In a letter published by MPs, the firm gave details of how much its staff were paid during the first eight weeks as liquidators of the collapse construction company.
According to correspondence published by the joint Work and Pensions and Business, Energy and Industrial Strategy (BEIS) select committees this week, the firm worked 57,534 hours during the first two months after Carillion entered into administration.
Of these, 13,656 hours have been charged by specialist workers required to assist PwC’s restructuring staff due to the complexities of the work involved.
These hours had a time cost of £5.368m at an average rate of £393 per hour.

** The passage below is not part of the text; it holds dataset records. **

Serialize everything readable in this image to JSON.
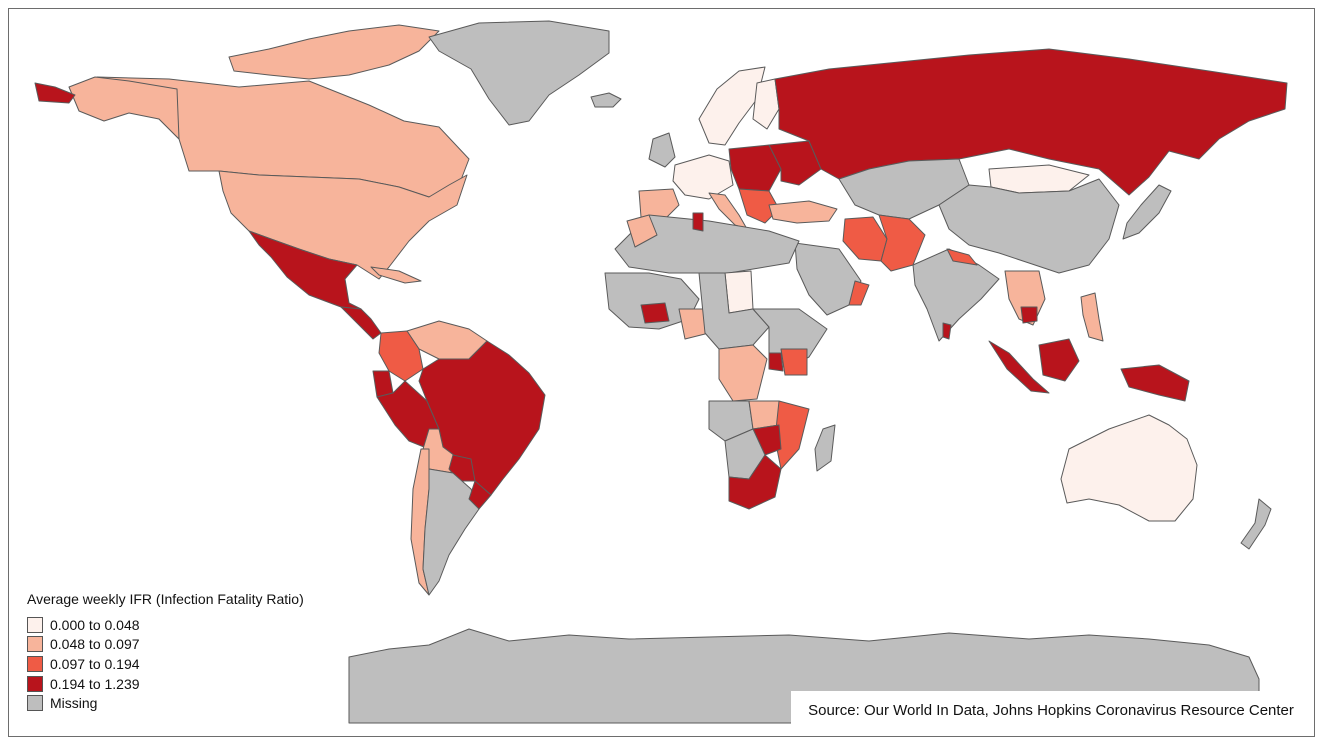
{
  "legend": {
    "title": "Average weekly IFR (Infection Fatality Ratio)",
    "classes": [
      {
        "label": "0.000 to 0.048",
        "color": "#fdf1ec"
      },
      {
        "label": "0.048 to 0.097",
        "color": "#f7b49b"
      },
      {
        "label": "0.097 to 0.194",
        "color": "#ef5b45"
      },
      {
        "label": "0.194 to 1.239",
        "color": "#b8141c"
      },
      {
        "label": "Missing",
        "color": "#bebebe"
      }
    ]
  },
  "source": "Source: Our World In Data, Johns Hopkins Coronavirus Resource Center",
  "regions": [
    {
      "name": "Canada",
      "cls": 1
    },
    {
      "name": "Alaska",
      "cls": 1
    },
    {
      "name": "Canadian Arctic Islands",
      "cls": 1
    },
    {
      "name": "Aleutian Far West",
      "cls": 3
    },
    {
      "name": "Greenland",
      "cls": 4
    },
    {
      "name": "Iceland",
      "cls": 4
    },
    {
      "name": "United States",
      "cls": 1
    },
    {
      "name": "Mexico",
      "cls": 3
    },
    {
      "name": "Central America",
      "cls": 3
    },
    {
      "name": "Cuba",
      "cls": 1
    },
    {
      "name": "Venezuela / Guyana",
      "cls": 1
    },
    {
      "name": "Colombia",
      "cls": 2
    },
    {
      "name": "Ecuador",
      "cls": 3
    },
    {
      "name": "Peru",
      "cls": 3
    },
    {
      "name": "Brazil",
      "cls": 3
    },
    {
      "name": "Bolivia",
      "cls": 1
    },
    {
      "name": "Paraguay",
      "cls": 3
    },
    {
      "name": "Chile",
      "cls": 1
    },
    {
      "name": "Argentina",
      "cls": 4
    },
    {
      "name": "Uruguay",
      "cls": 3
    },
    {
      "name": "Scandinavia",
      "cls": 0
    },
    {
      "name": "Finland",
      "cls": 0
    },
    {
      "name": "United Kingdom",
      "cls": 4
    },
    {
      "name": "Western Europe",
      "cls": 0
    },
    {
      "name": "Spain / Portugal",
      "cls": 1
    },
    {
      "name": "Italy",
      "cls": 1
    },
    {
      "name": "Central Europe",
      "cls": 3
    },
    {
      "name": "Balkans",
      "cls": 2
    },
    {
      "name": "Ukraine",
      "cls": 3
    },
    {
      "name": "Russia",
      "cls": 3
    },
    {
      "name": "Kazakhstan / Central Asia",
      "cls": 4
    },
    {
      "name": "Mongolia",
      "cls": 0
    },
    {
      "name": "China",
      "cls": 4
    },
    {
      "name": "Turkey",
      "cls": 1
    },
    {
      "name": "Iran",
      "cls": 2
    },
    {
      "name": "Afghanistan / Pakistan",
      "cls": 2
    },
    {
      "name": "Arabian Peninsula",
      "cls": 4
    },
    {
      "name": "Oman",
      "cls": 2
    },
    {
      "name": "India",
      "cls": 4
    },
    {
      "name": "Nepal",
      "cls": 2
    },
    {
      "name": "Southeast Asia",
      "cls": 1
    },
    {
      "name": "Cambodia",
      "cls": 3
    },
    {
      "name": "Sri Lanka",
      "cls": 3
    },
    {
      "name": "Japan",
      "cls": 4
    },
    {
      "name": "Philippines",
      "cls": 1
    },
    {
      "name": "Sumatra",
      "cls": 3
    },
    {
      "name": "Borneo",
      "cls": 3
    },
    {
      "name": "New Guinea",
      "cls": 3
    },
    {
      "name": "Australia",
      "cls": 0
    },
    {
      "name": "New Zealand",
      "cls": 4
    },
    {
      "name": "North Africa",
      "cls": 4
    },
    {
      "name": "Morocco",
      "cls": 1
    },
    {
      "name": "Tunisia",
      "cls": 3
    },
    {
      "name": "Sudan",
      "cls": 0
    },
    {
      "name": "West Africa",
      "cls": 4
    },
    {
      "name": "Burkina Faso",
      "cls": 3
    },
    {
      "name": "Nigeria",
      "cls": 1
    },
    {
      "name": "Central Africa",
      "cls": 4
    },
    {
      "name": "DR Congo",
      "cls": 1
    },
    {
      "name": "East Africa",
      "cls": 4
    },
    {
      "name": "Kenya",
      "cls": 2
    },
    {
      "name": "Uganda",
      "cls": 3
    },
    {
      "name": "Angola",
      "cls": 4
    },
    {
      "name": "Zambia",
      "cls": 1
    },
    {
      "name": "Mozambique / Malawi",
      "cls": 2
    },
    {
      "name": "Zimbabwe",
      "cls": 3
    },
    {
      "name": "Namibia / Botswana",
      "cls": 4
    },
    {
      "name": "South Africa",
      "cls": 3
    },
    {
      "name": "Madagascar",
      "cls": 4
    },
    {
      "name": "Antarctica",
      "cls": 4
    }
  ]
}
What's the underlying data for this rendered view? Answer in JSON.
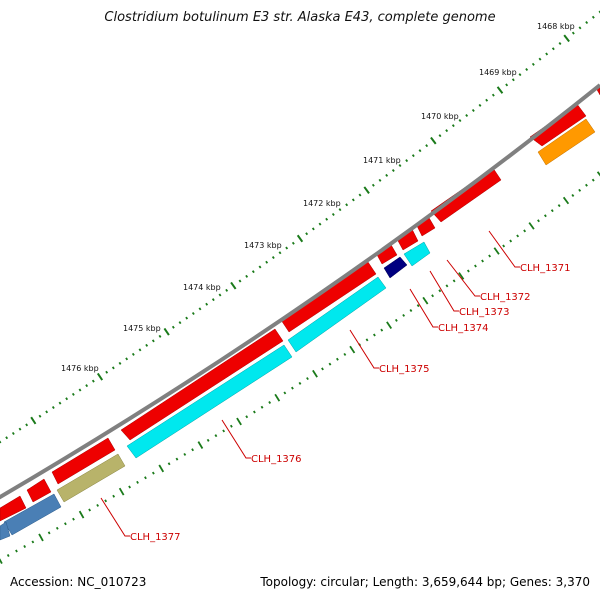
{
  "title": "Clostridium botulinum E3 str. Alaska E43, complete genome",
  "footer": {
    "accession": "Accession: NC_010723",
    "summary": "Topology: circular; Length: 3,659,644 bp; Genes: 3,370"
  },
  "ruler_labels": [
    "1468 kbp",
    "1469 kbp",
    "1470 kbp",
    "1471 kbp",
    "1472 kbp",
    "1473 kbp",
    "1474 kbp",
    "1475 kbp",
    "1476 kbp"
  ],
  "genes": [
    {
      "label": "CLH_1371"
    },
    {
      "label": "CLH_1372"
    },
    {
      "label": "CLH_1373"
    },
    {
      "label": "CLH_1374"
    },
    {
      "label": "CLH_1375"
    },
    {
      "label": "CLH_1376"
    },
    {
      "label": "CLH_1377"
    }
  ],
  "colors": {
    "backbone": "#808080",
    "forward_gene": "#ee0000",
    "cyan_gene": "#00e8ee",
    "navy_gene": "#000080",
    "olive_gene": "#b8b36a",
    "steel_gene": "#4a7fb5",
    "orange_gene": "#ff9900",
    "tick": "#1a7a1a",
    "label": "#cc0000"
  }
}
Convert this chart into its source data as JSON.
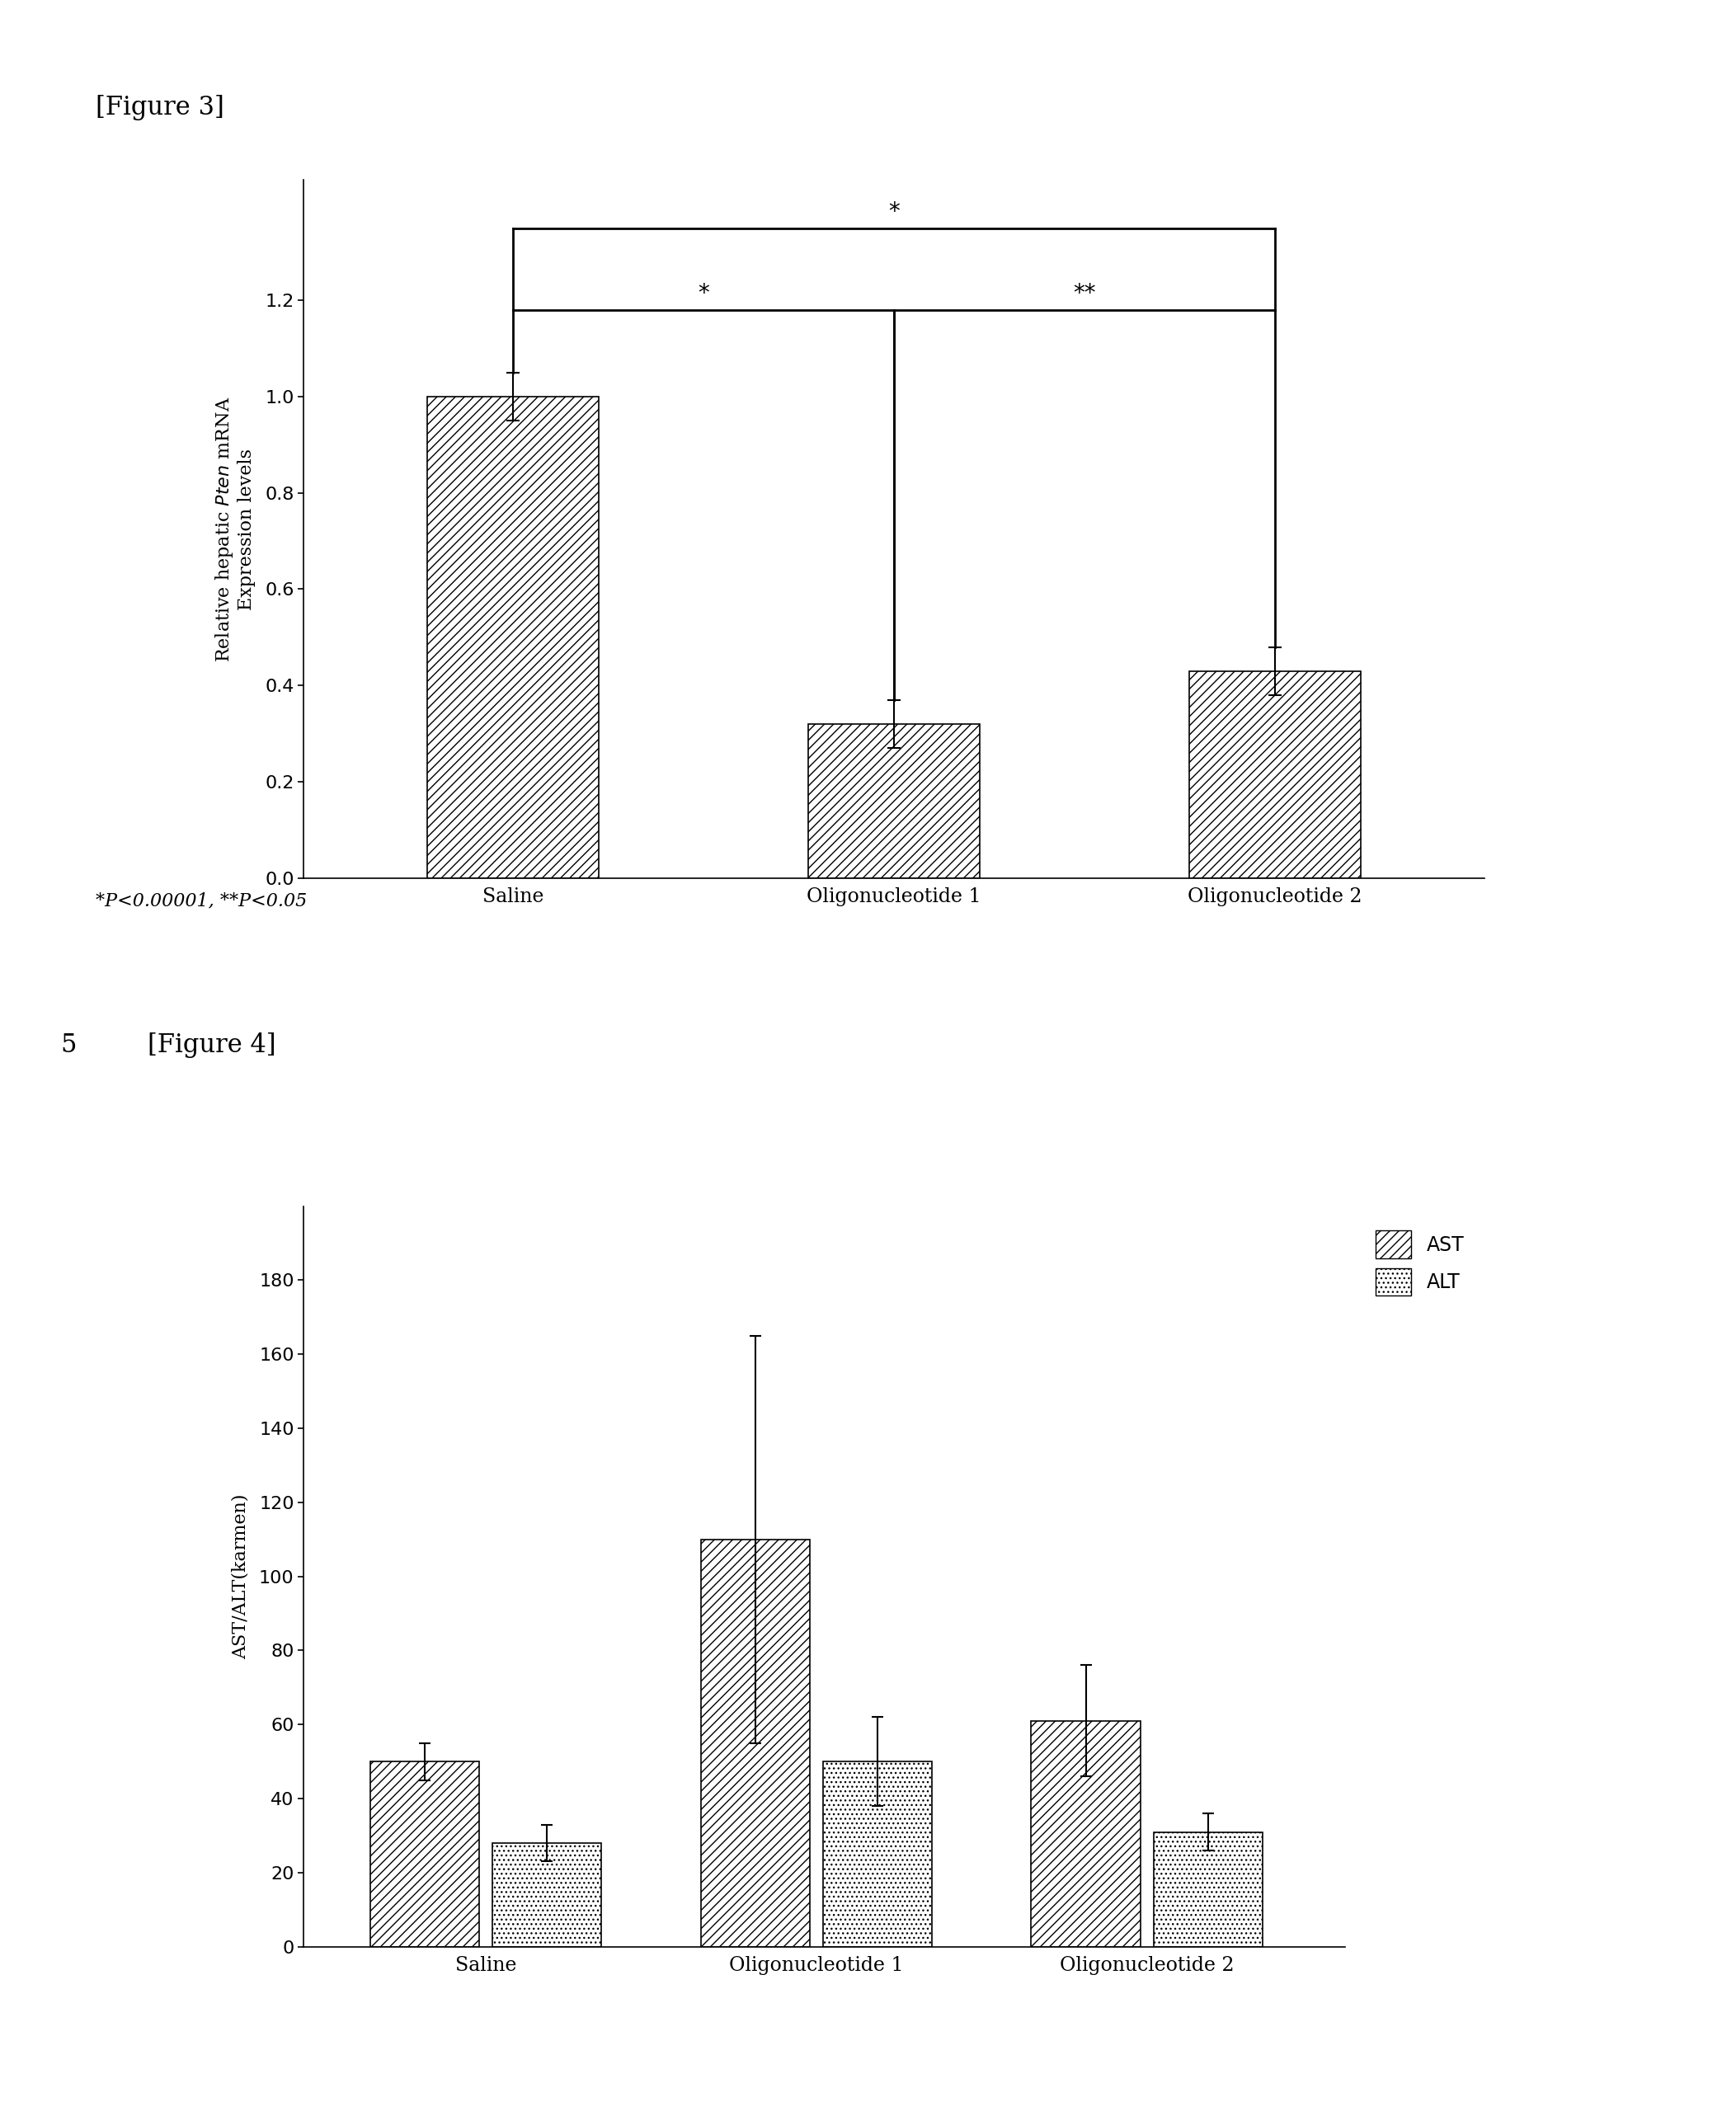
{
  "fig3_label": "[Figure 3]",
  "fig4_label": "[Figure 4]",
  "fig4_number": "5",
  "fig3_categories": [
    "Saline",
    "Oligonucleotide 1",
    "Oligonucleotide 2"
  ],
  "fig3_values": [
    1.0,
    0.32,
    0.43
  ],
  "fig3_errors": [
    0.05,
    0.05,
    0.05
  ],
  "fig3_ylabel": "Relative hepatic $\\it{Pten}$ mRNA\nExpression levels",
  "fig3_ylim": [
    0,
    1.45
  ],
  "fig3_yticks": [
    0,
    0.2,
    0.4,
    0.6,
    0.8,
    1.0,
    1.2
  ],
  "fig3_note": "*P<0.00001, **P<0.05",
  "fig4_categories": [
    "Saline",
    "Oligonucleotide 1",
    "Oligonucleotide 2"
  ],
  "fig4_ast_values": [
    50,
    110,
    61
  ],
  "fig4_alt_values": [
    28,
    50,
    31
  ],
  "fig4_ast_errors": [
    5,
    55,
    15
  ],
  "fig4_alt_errors": [
    5,
    12,
    5
  ],
  "fig4_ylabel": "AST/ALT(karmen)",
  "fig4_ylim": [
    0,
    200
  ],
  "fig4_yticks": [
    0,
    20,
    40,
    60,
    80,
    100,
    120,
    140,
    160,
    180
  ],
  "hatch_diagonal": "///",
  "hatch_dotted": "...",
  "background_color": "#ffffff",
  "text_color": "#000000"
}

However, the firm’s pension specialists were the highest paid, with partners receiving £1,156 hourly and directors £1,060 per hour.
Previously it was revealed that PwC could be paid a total of £50m for its work on Carillion.
The Big Four firm said the costs in terms of its fees for the first eight weeks of the liquidation were of £20.4m, representing 57,500 hours at an average rate of £356 per hour.
However, at the time of sending the letter in March, the firm was yet to raise invoices or produce bills. These will only be raised once an application to the High Court has been made and approved.
A PwC spokesperson said, "We understand concerns over the cost of the liquidation, however, without this work the cost to UK jobs, the economy and the taxpayer would be considerably higher.
“From the outset it has been clear that PwC’s fees for assisting the Official Receiver on the liquidation of Carillion will be subject to scrutiny and approval by the Official Receiver and the Court."
MPs have previously accused all the Big Four firms of “feasting” on Carillion after the firms received a combined total of £71.6m in fees.
The committees found that PwC had been paid the most of the four firms, receiving a total of £21.1m – of which £8.5m was from Carillion, £6.5m from the government and £6.1m from pension schemes.
Chair of the Work and Pensions Committee, Frank Field, said at the time that PwC “managed to play all three sides” and is now being paid to work as special managers.
“It was perhaps telling that, with their three fellow oligarchs conflicted, PwC were appointed to this lucrative position without any competition,” he added.
In its correspondence to Frank Field and chair of the BEIS select committee, Rachel Reeves, PwC said it had managed to employ 6,423 members of Carillion staff.
Meanwhile, 9,073 were transferred with the contracts which have been migrated, 976 have resigned and 1,705 have been made redundant.